The wisdom in GNH
Gross National Happiness is more important than Gross National Product,” declared King Jigme Singye Wangchuck of Bhutan in 1972, when he first coined the phrase. The ultimate purpose of government, he proclaimed, is to promote the people’s happiness, which must take precedence over economic prosperity. He and the people of Bhutan believed in a proper balance between materialism and spirituality, and in their culture, inner spiritual development counts as much as external material development. The problem with GNP is that it is focused entirely on the latter, thus is highly inadequate as a policy goal.Some 15 years ago, I was privileged to be with a small group granted an audience with then King Jigme Singye in picturesque Thimphu, capital of the Royal Kingdom of Bhutan, a tiny country nestled high in the Himalayas between China’s Tibet province and India. The meeting unexpectedly got rather extended and was very rich and substantive, with us hearing firsthand about this novel concept of GNH from the very mouth of its original proponent. The economists among us acknowledged that most socioeconomic indicators merely measure means, and not ends. GNP and GDP do not and should not be taken as indicators of well-being, as these merely measure the level of economic production of goods and services and the associated income generated. But increased income does not directly imply increased happiness or improved well-being.
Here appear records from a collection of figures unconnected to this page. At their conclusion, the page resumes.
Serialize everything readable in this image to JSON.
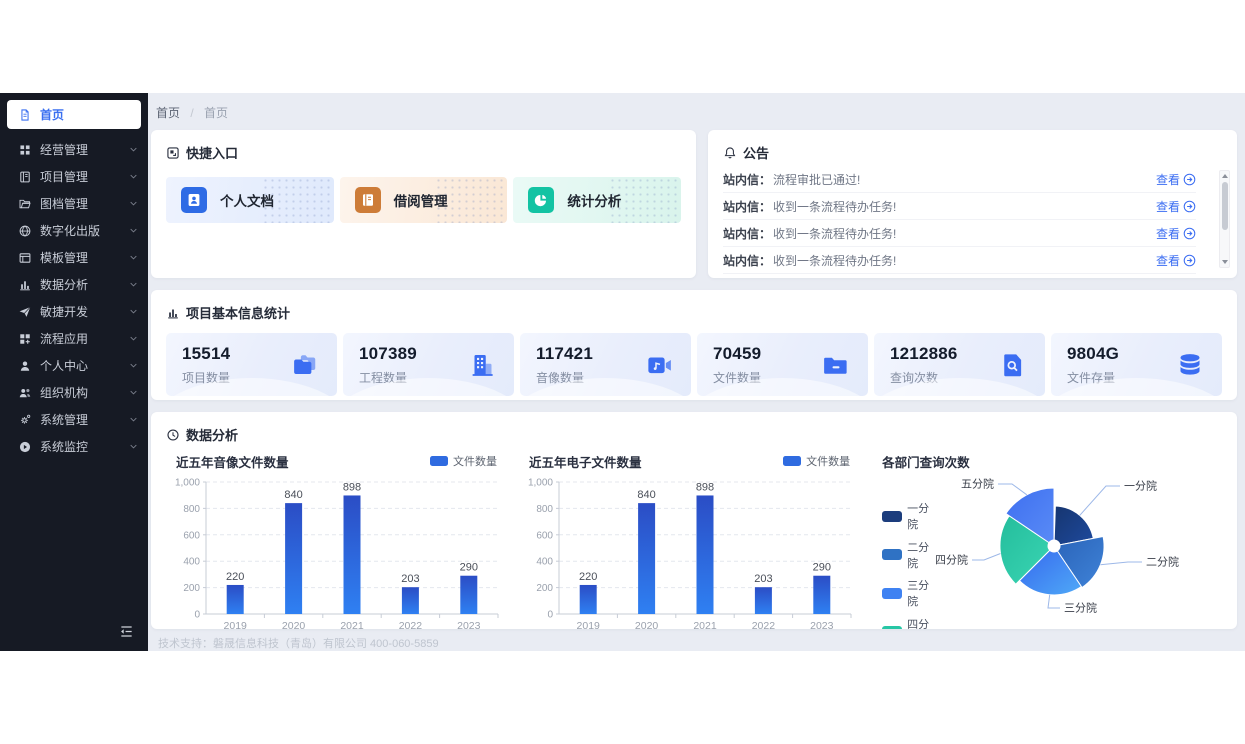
{
  "page": {
    "footer": "技术支持：磐晟信息科技（青岛）有限公司    400-060-5859"
  },
  "colors": {
    "accent": "#3b6df2",
    "sidebar_bg": "#161a24",
    "content_bg": "#e9ecf3",
    "bar_fill_top": "#2b4dc5",
    "bar_fill_bottom": "#2f80f2"
  },
  "breadcrumb": {
    "items": [
      "首页",
      "首页"
    ],
    "separator": "/"
  },
  "sidebar": {
    "items": [
      {
        "id": "home",
        "label": "首页",
        "icon": "doc-icon",
        "active": true
      },
      {
        "id": "business-mgmt",
        "label": "经营管理",
        "icon": "grid-icon"
      },
      {
        "id": "project-mgmt",
        "label": "项目管理",
        "icon": "notebook-icon"
      },
      {
        "id": "archive-mgmt",
        "label": "图档管理",
        "icon": "folder-open-icon"
      },
      {
        "id": "digital-publishing",
        "label": "数字化出版",
        "icon": "globe-icon"
      },
      {
        "id": "template-mgmt",
        "label": "模板管理",
        "icon": "template-icon"
      },
      {
        "id": "data-analysis",
        "label": "数据分析",
        "icon": "bars-icon"
      },
      {
        "id": "agile-dev",
        "label": "敏捷开发",
        "icon": "send-icon"
      },
      {
        "id": "workflow-apps",
        "label": "流程应用",
        "icon": "blocks-icon"
      },
      {
        "id": "personal-center",
        "label": "个人中心",
        "icon": "user-icon"
      },
      {
        "id": "organization",
        "label": "组织机构",
        "icon": "users-icon"
      },
      {
        "id": "system-mgmt",
        "label": "系统管理",
        "icon": "gear-icon"
      },
      {
        "id": "system-monitor",
        "label": "系统监控",
        "icon": "play-circle-icon"
      }
    ]
  },
  "quick_entry": {
    "title": "快捷入口",
    "items": [
      {
        "id": "personal-docs",
        "label": "个人文档",
        "icon": "person-doc-icon",
        "badge_color": "#2e6be5",
        "tint_from": "#eef3fe",
        "tint_to": "#dfe9fc"
      },
      {
        "id": "borrow-mgmt",
        "label": "借阅管理",
        "icon": "book-icon",
        "badge_color": "#cd7c38",
        "tint_from": "#fdf4ec",
        "tint_to": "#fae7d5"
      },
      {
        "id": "stats-analysis",
        "label": "统计分析",
        "icon": "pie-chart-icon",
        "badge_color": "#13c3a3",
        "tint_from": "#eafaf6",
        "tint_to": "#d9f4ec"
      }
    ]
  },
  "announcements": {
    "title": "公告",
    "view_label": "查看",
    "items": [
      {
        "prefix": "站内信：",
        "text": "流程审批已通过!"
      },
      {
        "prefix": "站内信：",
        "text": "收到一条流程待办任务!"
      },
      {
        "prefix": "站内信：",
        "text": "收到一条流程待办任务!"
      },
      {
        "prefix": "站内信：",
        "text": "收到一条流程待办任务!"
      }
    ]
  },
  "stats": {
    "title": "项目基本信息统计",
    "cards": [
      {
        "value": "15514",
        "label": "项目数量",
        "icon": "folders-icon"
      },
      {
        "value": "107389",
        "label": "工程数量",
        "icon": "building-icon"
      },
      {
        "value": "117421",
        "label": "音像数量",
        "icon": "video-icon"
      },
      {
        "value": "70459",
        "label": "文件数量",
        "icon": "folder-icon"
      },
      {
        "value": "1212886",
        "label": "查询次数",
        "icon": "file-search-icon"
      },
      {
        "value": "9804G",
        "label": "文件存量",
        "icon": "database-icon"
      }
    ]
  },
  "analysis": {
    "title": "数据分析"
  },
  "chart_data": [
    {
      "type": "bar",
      "name": "audio-files-bar-chart",
      "title": "近五年音像文件数量",
      "legend": [
        {
          "label": "文件数量",
          "color": "#2f6be0"
        }
      ],
      "categories": [
        "2019",
        "2020",
        "2021",
        "2022",
        "2023"
      ],
      "values": [
        220,
        840,
        898,
        203,
        290
      ],
      "xlabel": "",
      "ylabel": "",
      "ylim": [
        0,
        1000
      ],
      "yticks": [
        0,
        200,
        400,
        600,
        800,
        1000
      ],
      "grid": "horizontal-dashed",
      "legend_position": "top-right"
    },
    {
      "type": "bar",
      "name": "electronic-files-bar-chart",
      "title": "近五年电子文件数量",
      "legend": [
        {
          "label": "文件数量",
          "color": "#2f6be0"
        }
      ],
      "categories": [
        "2019",
        "2020",
        "2021",
        "2022",
        "2023"
      ],
      "values": [
        220,
        840,
        898,
        203,
        290
      ],
      "xlabel": "",
      "ylabel": "",
      "ylim": [
        0,
        1000
      ],
      "yticks": [
        0,
        200,
        400,
        600,
        800,
        1000
      ],
      "grid": "horizontal-dashed",
      "legend_position": "top-right"
    },
    {
      "type": "pie",
      "variant": "rose",
      "name": "department-queries-rose-chart",
      "title": "各部门查询次数",
      "legend_position": "left",
      "segments": [
        {
          "name": "一分院",
          "value": 20,
          "start": 2,
          "end": 79,
          "radius": 40,
          "color": "#16356f",
          "color2": "#1e4a9e",
          "legend_color": "#1c3d7d"
        },
        {
          "name": "二分院",
          "value": 18,
          "start": 79,
          "end": 146,
          "radius": 50,
          "color": "#2a63b8",
          "color2": "#3f83d8",
          "legend_color": "#2f72c4"
        },
        {
          "name": "三分院",
          "value": 21,
          "start": 146,
          "end": 225,
          "radius": 49,
          "color": "#3566ee",
          "color2": "#4fa9f7",
          "legend_color": "#3f82f2"
        },
        {
          "name": "四分院",
          "value": 21,
          "start": 225,
          "end": 304,
          "radius": 54,
          "color": "#24bd9c",
          "color2": "#3bd6b4",
          "legend_color": "#27c6a5"
        },
        {
          "name": "五分院",
          "value": 15,
          "start": 304,
          "end": 360,
          "radius": 58,
          "color": "#3e6ff0",
          "color2": "#5a8cf6",
          "legend_color": "#4077f0"
        }
      ],
      "center_hole_color": "#ffffff"
    }
  ]
}
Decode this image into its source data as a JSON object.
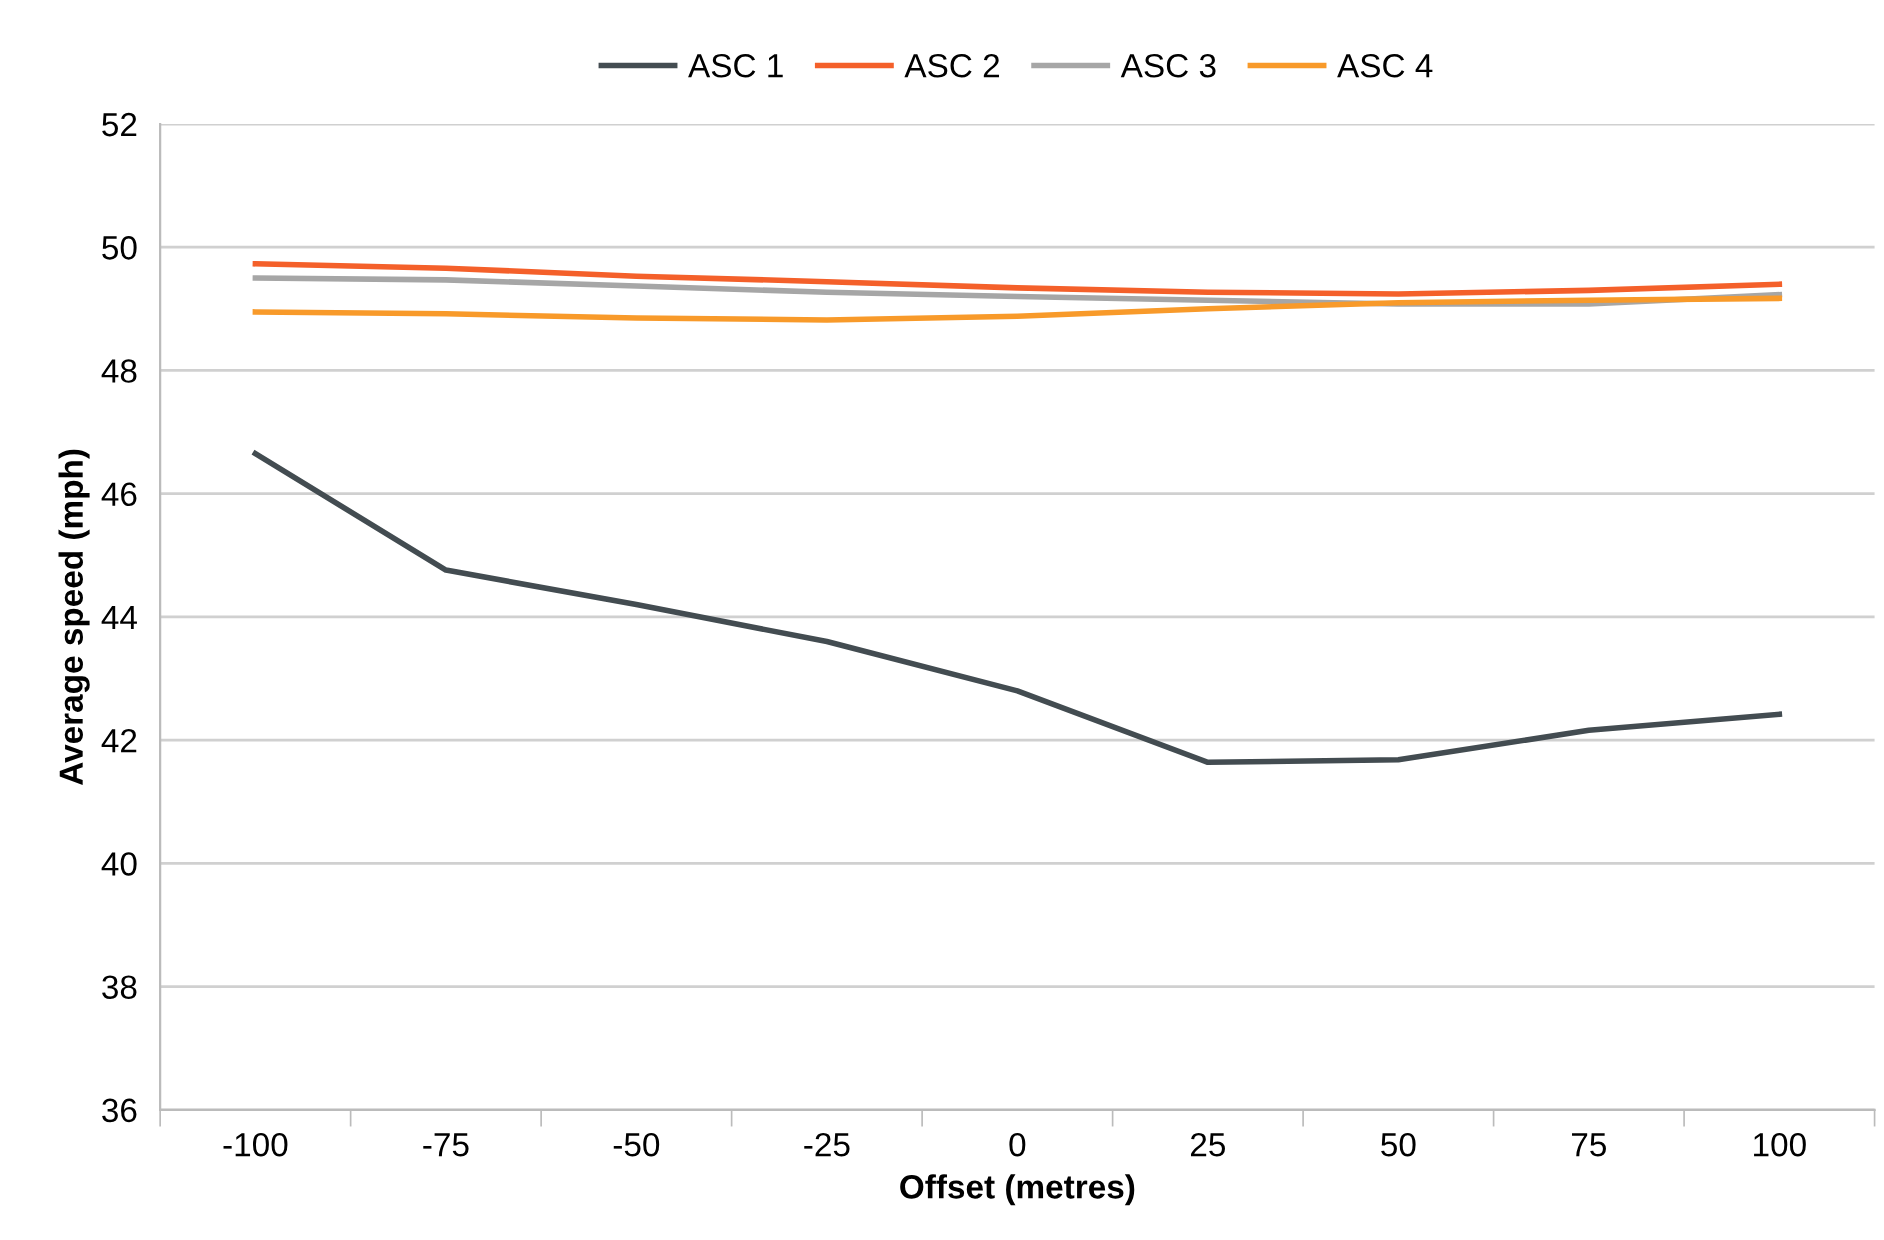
{
  "chart_data": {
    "type": "line",
    "xlabel": "Offset (metres)",
    "ylabel": "Average speed (mph)",
    "categories": [
      "-100",
      "-75",
      "-50",
      "-25",
      "0",
      "25",
      "50",
      "75",
      "100"
    ],
    "series": [
      {
        "name": "ASC 1",
        "color": "#434c51",
        "values": [
          46.65,
          44.76,
          44.2,
          43.6,
          42.8,
          41.64,
          41.68,
          42.16,
          42.42
        ]
      },
      {
        "name": "ASC 2",
        "color": "#f4602a",
        "values": [
          49.73,
          49.66,
          49.53,
          49.44,
          49.34,
          49.27,
          49.24,
          49.3,
          49.4
        ]
      },
      {
        "name": "ASC 3",
        "color": "#a6a6a6",
        "values": [
          49.5,
          49.47,
          49.37,
          49.27,
          49.2,
          49.14,
          49.08,
          49.08,
          49.23
        ]
      },
      {
        "name": "ASC 4",
        "color": "#f89a2a",
        "values": [
          48.95,
          48.92,
          48.85,
          48.82,
          48.88,
          49.0,
          49.1,
          49.14,
          49.17
        ]
      }
    ],
    "ylim": [
      36,
      52
    ],
    "yticks": [
      36,
      38,
      40,
      42,
      44,
      46,
      48,
      50,
      52
    ],
    "grid": "y",
    "legend": "top",
    "marker": "none",
    "line_style": "solid"
  }
}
Textbook economics takes it for granted that happiness, technically termed as “utility,” increases with levels of consumption, and more is always better for a rational individual. But happiness is a state of mind, and arises not from consumption alone. Psychologists have long understood that happiness or well-being may come not only from “having,” but also from “doing,” “being,” “relating,” and even “giving.” As for the last, even as mainstream economic theory assumes humans to be intrinsically selfish, we also have an inherent instinct for altruism, or for caring and sharing.
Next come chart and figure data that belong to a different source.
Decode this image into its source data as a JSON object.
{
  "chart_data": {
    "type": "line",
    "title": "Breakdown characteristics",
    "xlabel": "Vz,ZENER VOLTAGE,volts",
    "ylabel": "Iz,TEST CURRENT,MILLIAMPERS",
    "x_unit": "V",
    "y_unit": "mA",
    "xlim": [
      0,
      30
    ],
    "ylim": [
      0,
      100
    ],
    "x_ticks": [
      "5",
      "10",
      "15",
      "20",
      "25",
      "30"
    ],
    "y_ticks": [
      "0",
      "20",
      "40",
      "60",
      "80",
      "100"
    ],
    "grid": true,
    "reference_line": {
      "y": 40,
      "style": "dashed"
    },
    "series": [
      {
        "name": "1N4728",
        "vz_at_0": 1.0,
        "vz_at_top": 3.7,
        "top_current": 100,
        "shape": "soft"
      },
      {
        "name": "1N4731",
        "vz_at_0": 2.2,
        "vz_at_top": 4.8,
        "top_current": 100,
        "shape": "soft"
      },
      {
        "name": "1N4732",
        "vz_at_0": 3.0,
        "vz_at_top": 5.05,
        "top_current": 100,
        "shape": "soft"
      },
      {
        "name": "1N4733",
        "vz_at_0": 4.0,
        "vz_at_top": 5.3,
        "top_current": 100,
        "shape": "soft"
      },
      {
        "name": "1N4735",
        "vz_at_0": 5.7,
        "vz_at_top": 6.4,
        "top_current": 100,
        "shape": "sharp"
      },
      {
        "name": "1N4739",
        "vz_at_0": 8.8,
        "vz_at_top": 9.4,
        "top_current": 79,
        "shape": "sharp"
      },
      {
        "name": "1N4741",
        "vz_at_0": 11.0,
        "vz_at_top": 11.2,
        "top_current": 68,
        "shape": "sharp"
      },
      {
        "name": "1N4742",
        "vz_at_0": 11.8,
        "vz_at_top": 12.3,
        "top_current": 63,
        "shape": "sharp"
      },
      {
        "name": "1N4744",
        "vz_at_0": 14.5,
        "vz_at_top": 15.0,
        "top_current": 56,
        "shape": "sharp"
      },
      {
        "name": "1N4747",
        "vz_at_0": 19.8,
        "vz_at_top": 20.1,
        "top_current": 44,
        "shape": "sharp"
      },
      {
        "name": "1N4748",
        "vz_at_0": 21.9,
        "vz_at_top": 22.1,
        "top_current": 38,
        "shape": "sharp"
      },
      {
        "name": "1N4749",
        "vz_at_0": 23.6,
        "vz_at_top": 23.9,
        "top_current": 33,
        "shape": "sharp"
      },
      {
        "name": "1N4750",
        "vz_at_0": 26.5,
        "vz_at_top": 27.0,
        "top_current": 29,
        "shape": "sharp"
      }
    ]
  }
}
How do we measure happiness, then? During our visit 15 years ago, our hosts asserted that GNH, unlike GNP, need not even be measurable to be a useful policy goal. Various scholars from around the world have since worked to find a way to quantify the concept, but the Bhutanese argued then that obsession with measurement could even undermine its very usefulness. Admittedly, GNH would not be as straightforward to measure as GDP/GNP, as standards of happiness differ from person to person.
Four major pillars define GNH: economic growth and development, preservation and sustainable use of the environment, preservation and promotion of cultural heritage, and good governance. Without the last, our hosts asserted, none of the other goals are achievable. Their government provides free education, health and other social services. They have a firm policy of keeping at least 60 percent of their land area under forest cover. Promotion of their indigenous culture is a major concern, seen in the way the men continue to wear their robe-like native attire (gho) and the women their traditional ankle-length dress (kira). They acknowledge that cultural and environmental goals can get in the way of economic growth. But their conviction is firm that the rich character of the society in Bhutan, along with their happiness, would have been diminished if they merely focused on the generation of material wealth.
To the Bhutanese, development is defined as enlightenment of the individual. Enlightenment is not solely an object of religious activity, but is a goal of psychological evolution for any person, regardless of formal faith. It is a blossoming of happiness. It is turning one’s mind inward to achieve knowledge of the self, which is crucial to attaining individual liberty and freedom, and gaining happiness. This squares with how Nobel laureate economist Amartya Sen defines development simply as freedom.
When I told the King then that I was inspired to write about GNH in my column, his witty reply was: “Then you are going to make your government leaders unhappy.” It seems His Majesty knew much more of our country than I had expected.